Mark's Market Talk for May 11, 2026

May 11, 2026


There were more downs than ups last week in the grain markets. Daily news from the Iranian war continued to dominate headlines. The ceasefire was still technically in place at the end of the week, but it looked fragile at times as both sides appeared willing to test the limits. Crude oil traded both higher and lower throughout the week before ultimately closing lower. Even so, fuel prices across the United States continue to climb as retailers and oil companies insist the increases are still catching up to earlier spikes in crude.

Roughly 20 percent of the world’s oil moves through the Strait of Hormuz, and average gasoline prices in the United States have risen sharply since the conflict began. What frustrates many Americans is that the United States produces plenty of its own oil, yet consumers still end up paying global market prices. To make matters worse for agriculture, Congress still has not moved forward with legislation to legalize year-round E15 nationwide. It is another reminder of how much influence large industries can carry in Washington, and agriculture rarely seems to hold the stronger hand.

If current reports are accurate, fuel prices could remain elevated for much of the year even if tensions in the Middle East cool quickly. Prices climbed in a matter of weeks, but history suggests it could take months for them to settle back near where they were earlier this spring. Free enterprise can be difficult to understand when markets move this aggressively against consumers.

In the grain trade, corn finished the week 10 cents lower while soybeans managed to bounce 5 cents higher. This week brings several major events for the markets. The first is the May WASDE report, where USDA will release its first projected carryout numbers for the 2026 crop year.
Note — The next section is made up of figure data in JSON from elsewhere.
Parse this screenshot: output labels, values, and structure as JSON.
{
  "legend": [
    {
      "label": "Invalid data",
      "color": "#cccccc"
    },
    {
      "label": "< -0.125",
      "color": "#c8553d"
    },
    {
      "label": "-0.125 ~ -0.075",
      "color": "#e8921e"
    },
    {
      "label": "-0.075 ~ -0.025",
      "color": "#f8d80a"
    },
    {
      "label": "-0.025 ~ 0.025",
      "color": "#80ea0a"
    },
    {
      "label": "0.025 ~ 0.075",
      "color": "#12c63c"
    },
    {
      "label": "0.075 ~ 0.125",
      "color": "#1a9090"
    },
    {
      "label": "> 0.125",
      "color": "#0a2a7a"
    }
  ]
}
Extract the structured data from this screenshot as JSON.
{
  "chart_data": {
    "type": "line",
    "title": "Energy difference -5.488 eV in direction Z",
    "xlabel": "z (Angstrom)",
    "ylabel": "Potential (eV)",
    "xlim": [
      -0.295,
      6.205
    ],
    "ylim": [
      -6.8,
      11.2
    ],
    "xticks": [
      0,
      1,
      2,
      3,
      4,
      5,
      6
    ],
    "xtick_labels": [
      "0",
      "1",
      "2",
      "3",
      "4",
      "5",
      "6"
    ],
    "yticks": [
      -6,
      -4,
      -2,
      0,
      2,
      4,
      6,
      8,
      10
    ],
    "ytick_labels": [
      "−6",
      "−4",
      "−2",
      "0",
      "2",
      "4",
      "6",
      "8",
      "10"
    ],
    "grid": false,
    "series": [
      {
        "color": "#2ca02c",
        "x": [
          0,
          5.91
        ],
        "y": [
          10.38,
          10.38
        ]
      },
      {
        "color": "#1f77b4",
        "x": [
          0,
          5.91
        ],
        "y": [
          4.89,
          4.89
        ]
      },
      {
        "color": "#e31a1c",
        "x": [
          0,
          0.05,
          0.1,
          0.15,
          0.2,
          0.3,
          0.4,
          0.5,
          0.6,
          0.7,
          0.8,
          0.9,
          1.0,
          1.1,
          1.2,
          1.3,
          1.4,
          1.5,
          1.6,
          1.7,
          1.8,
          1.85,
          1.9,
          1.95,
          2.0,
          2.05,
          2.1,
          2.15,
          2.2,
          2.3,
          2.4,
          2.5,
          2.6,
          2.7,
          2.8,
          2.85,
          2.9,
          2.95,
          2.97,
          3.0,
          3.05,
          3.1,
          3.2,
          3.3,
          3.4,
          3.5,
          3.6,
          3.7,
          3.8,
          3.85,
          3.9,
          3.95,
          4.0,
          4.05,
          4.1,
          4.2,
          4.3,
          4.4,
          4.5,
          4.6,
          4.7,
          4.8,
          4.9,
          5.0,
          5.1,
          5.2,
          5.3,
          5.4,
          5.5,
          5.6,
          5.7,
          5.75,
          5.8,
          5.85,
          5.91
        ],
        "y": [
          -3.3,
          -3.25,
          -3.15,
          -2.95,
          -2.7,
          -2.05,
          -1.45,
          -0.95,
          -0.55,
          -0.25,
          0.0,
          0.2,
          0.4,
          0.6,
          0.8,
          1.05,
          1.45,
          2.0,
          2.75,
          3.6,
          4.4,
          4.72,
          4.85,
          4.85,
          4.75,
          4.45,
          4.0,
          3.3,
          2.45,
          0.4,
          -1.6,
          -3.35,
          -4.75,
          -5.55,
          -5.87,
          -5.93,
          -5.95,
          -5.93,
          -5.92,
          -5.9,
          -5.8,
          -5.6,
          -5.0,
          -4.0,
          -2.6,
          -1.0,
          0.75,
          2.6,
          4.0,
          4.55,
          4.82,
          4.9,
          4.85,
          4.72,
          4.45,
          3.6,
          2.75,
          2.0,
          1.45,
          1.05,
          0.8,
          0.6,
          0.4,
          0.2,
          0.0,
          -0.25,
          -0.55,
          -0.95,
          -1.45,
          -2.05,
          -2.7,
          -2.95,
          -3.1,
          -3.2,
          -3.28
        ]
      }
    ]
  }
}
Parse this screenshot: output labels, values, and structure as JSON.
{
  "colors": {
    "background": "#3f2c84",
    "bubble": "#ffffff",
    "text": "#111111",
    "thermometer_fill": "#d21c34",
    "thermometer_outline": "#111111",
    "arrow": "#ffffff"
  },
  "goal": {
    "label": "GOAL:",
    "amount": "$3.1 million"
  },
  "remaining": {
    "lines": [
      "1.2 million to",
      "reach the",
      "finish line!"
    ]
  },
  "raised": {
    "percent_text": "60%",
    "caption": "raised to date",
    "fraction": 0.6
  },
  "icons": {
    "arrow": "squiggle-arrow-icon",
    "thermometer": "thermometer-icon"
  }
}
On the surface it may not seem like a major release, but historically this report has been one of the more important market movers of the year because it begins shaping expectations for the next marketing season.

The second event comes later in the week when President Trump is scheduled to travel to China to meet with Chairman Xi. Agriculture will be watching closely because any progress toward a trade agreement could have major implications for U.S. grain exports, especially soybeans. Part of the current premium in the soybean market is tied to speculation surrounding this meeting. Still, the market has already built in a fair amount of optimism ahead of any actual announcement. As often happens in commodity markets, traders sometimes buy the rumor long before the facts arrive, and even positive news can trigger a selloff if expectations become too high beforehand.